[quote]Beershoes wrote:
Having trained using exclusively BB workouts, lifts, rep/set schemes I can say from experience that it was pretty much useless. Except for the occasional strength or weight advantage; very occasional. Really all it did was add a bunch of extra muscle that was doing me little to no good because it wasn’t helping condition my body, or improve on an specific fighting movement. Minus front squats.
I mean how often are you going to press someone when you’re standing up? Never… On the ground? Maybe once, then you get arm-bared and never do it again. I think mixing a few key power lifting lifts, probably a few Olympic lifts, and most likely a decent amount of strong man work, could be a workable routine. But really I think there are better alternatives.
*I’m with Irish [/quote]
It somewhat depends on the individual’s strengths and weaknesses, what attributes they need to enhanced and the desired effect though.
If we’re talking about someone trying to stay within a weight class, then I’d agree, there are better methods than performing a routine designed to make you heavier. BB’ing routines are also far from ideal when it comes to conditioning purposes and depending on the routine can really cut into your recovery abilities.
But, just to play devil’s advocate for a minute… I’ve actually seen great results/carry over from doing only BB’ing type routines. Let me explain.
When I was training seriously I was 50 lbs+ lighter, usually the smallest person in my class (for the first 6 months I was the smallest by far), and as a result I had to be very technical if I didn’t want to get tooled on by the bigger guys. But, they still always had the size/strength advantage on me and when you get two equally skilled opponents, the one with the size/strength advantage usually wins. I was definitely in much better shape then, than I am now as well.
Fast forward some recent (just for fun) rolling sessions with some of my old training partners/friends who still train regularly. After 3+ years of not training regularly I’m able to hit things on them that I could not before. Their strength is no longer an issue. I’m pretty much matching them stride for stride, sometimes even getting the better of them (I suspect I would do even better if my timing wasn’t so off on account of not training). That is of course until I gas out. I am so freaking out of shape LOL.
But while my stamina lasts I’m keeping up with people who have been training regularly the whole time that I’ve been away (and were at or above my level when I stopped). All of this from only doing BB’ing type routines, getting a heck of a lot stronger and heavier (more muscular) as a result, and probably partly due to the fact that although I haven’t been training in a lot time I still continue to watch instructional vids to pick up new ideas/techniques and I happen to be an exceptional visual learner.

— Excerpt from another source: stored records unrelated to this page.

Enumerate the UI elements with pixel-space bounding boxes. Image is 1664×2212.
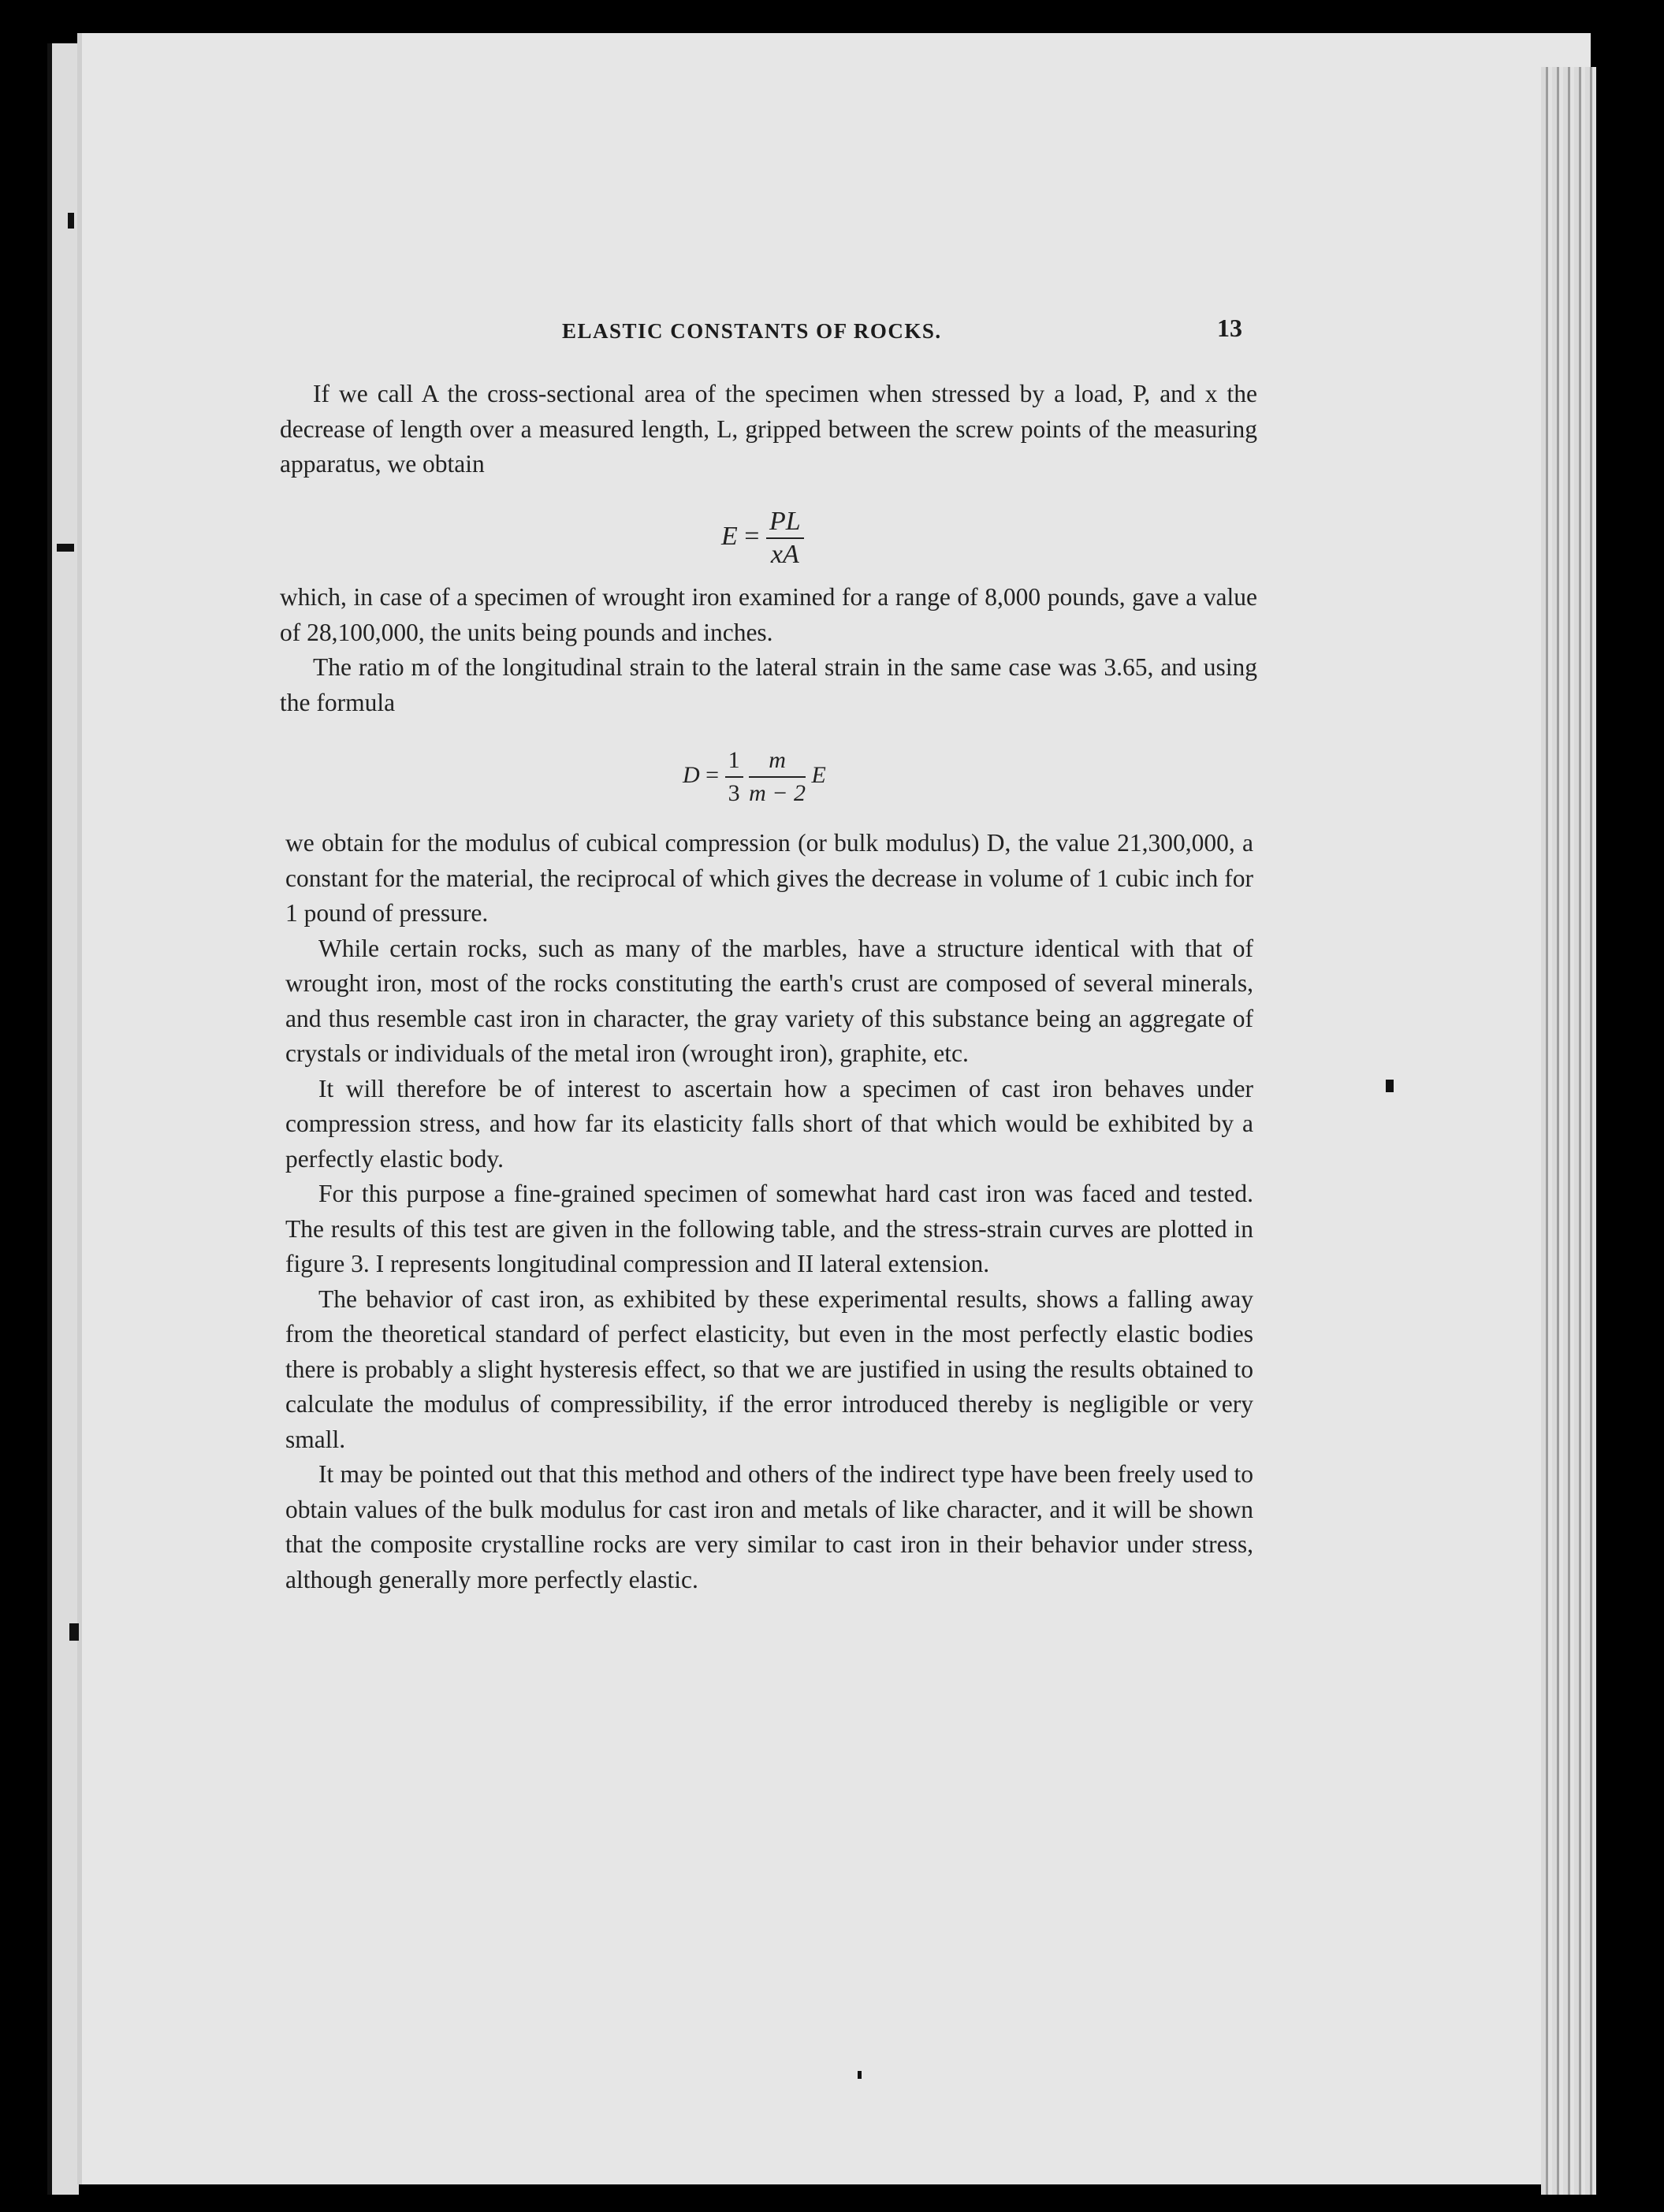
fraction-denominator: 3 [728, 780, 740, 806]
paragraph: It will therefore be of interest to ascertain how a specimen of cast iron behaves under compression stress, and how far its elasticity falls short of that which would be exhibited by a perfectly elastic body. [285, 1074, 1253, 1173]
scan-speck [1386, 1080, 1394, 1092]
equation-lhs: E [721, 521, 738, 551]
equation-lhs: D [683, 761, 700, 788]
body-text-block-3 [285, 826, 1253, 1597]
fraction-denominator: xA [770, 540, 799, 569]
equation-bulk-modulus [683, 745, 826, 809]
paragraph: It may be pointed out that this method and others of the indirect type have been freely used to obtain values of the bulk modulus for cast iron and metals of like character, and it will be shown that the composite crystalline rocks are very similar to cast iron in their behavior under stress, although generally more perfectly elastic. [285, 1460, 1253, 1593]
equation-rhs: E [811, 761, 826, 788]
binding-mark [68, 213, 74, 229]
equation-young-modulus [721, 506, 804, 571]
binding-mark [69, 1623, 79, 1641]
paragraph: The behavior of cast iron, as exhibited by these experimental results, shows a falling away from the theoretical standard of perfect elasticity, but even in the most perfectly elastic bodies there is probably a slight hysteresis effect, so that we are justified in using the results obtained to calculate the modulus of compressibility, if the error introduced thereby is negligible or very small. [285, 1284, 1253, 1453]
fraction-numerator: m [749, 745, 806, 778]
paragraph: we obtain for the modulus of cubical compression (or bulk modulus) D, the value 21,300,000, a constant for the material, the reciprocal of which gives the decrease in volume of 1 cubic inch for 1 pound of pressure. [285, 829, 1253, 927]
equation-equals: = [705, 761, 720, 788]
equation-fraction-2 [749, 745, 806, 809]
page-number: 13 [1217, 314, 1242, 342]
equation-fraction [766, 506, 804, 571]
page-binding-edge [47, 43, 79, 2195]
paragraph: The ratio m of the longitudinal strain to the lateral strain in the same case was 3.65, and using the formula [280, 653, 1257, 716]
body-text-block-2 [280, 580, 1257, 720]
running-head: ELASTIC CONSTANTS OF ROCKS. [562, 319, 942, 343]
equation-fraction-1 [725, 745, 743, 809]
fraction-numerator: PL [766, 506, 804, 539]
equation-equals: = [744, 521, 760, 551]
paragraph: If we call A the cross-sectional area of the specimen when stressed by a load, P, and x the decrease of length over a measured length, L, gripped between the screw points of the measuring apparatus, we obtain [280, 380, 1257, 478]
paragraph: which, in case of a specimen of wrought iron examined for a range of 8,000 pounds, gave a value of 28,100,000, the units being pounds and inches. [280, 583, 1257, 646]
paragraph: While certain rocks, such as many of the marbles, have a structure identical with that of wrought iron, most of the rocks constituting the earth's crust are composed of several minerals, and thus resemble cast iron in character, the gray variety of this substance being an aggregate of crystals or individuals of the metal iron (wrought iron), graphite, etc. [285, 934, 1253, 1067]
fraction-denominator: m − 2 [749, 780, 806, 806]
scan-speck [858, 2071, 862, 2079]
page-stack-edge [1541, 67, 1596, 2195]
paragraph: For this purpose a fine-grained specimen of somewhat hard cast iron was faced and tested. The results of this test are given in the following table, and the stress-strain curves are plotted in figure 3. I represents longitudinal compression and II lateral extension. [285, 1180, 1253, 1277]
fraction-numerator: 1 [725, 745, 743, 778]
body-text-block-1 [280, 377, 1257, 482]
binding-mark [57, 544, 74, 552]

But still, I was pleasantly surprised by my performance(s). I’m convinced that (in my case anyhow) the bigger and stronger I get, the more I’m able to express my athleticism (at least on the mat). And I’ve gotta say that BB’ing routines (or maybe more appropriately “powerbuilding” routines) have done a great job of helping me do this.
If I was going to start training seriously again though, I would probably have to change routines due to recovery issues, and conditioning needs.
So, again, it depends on the individual’s specific strengths and weaknesses in my experience.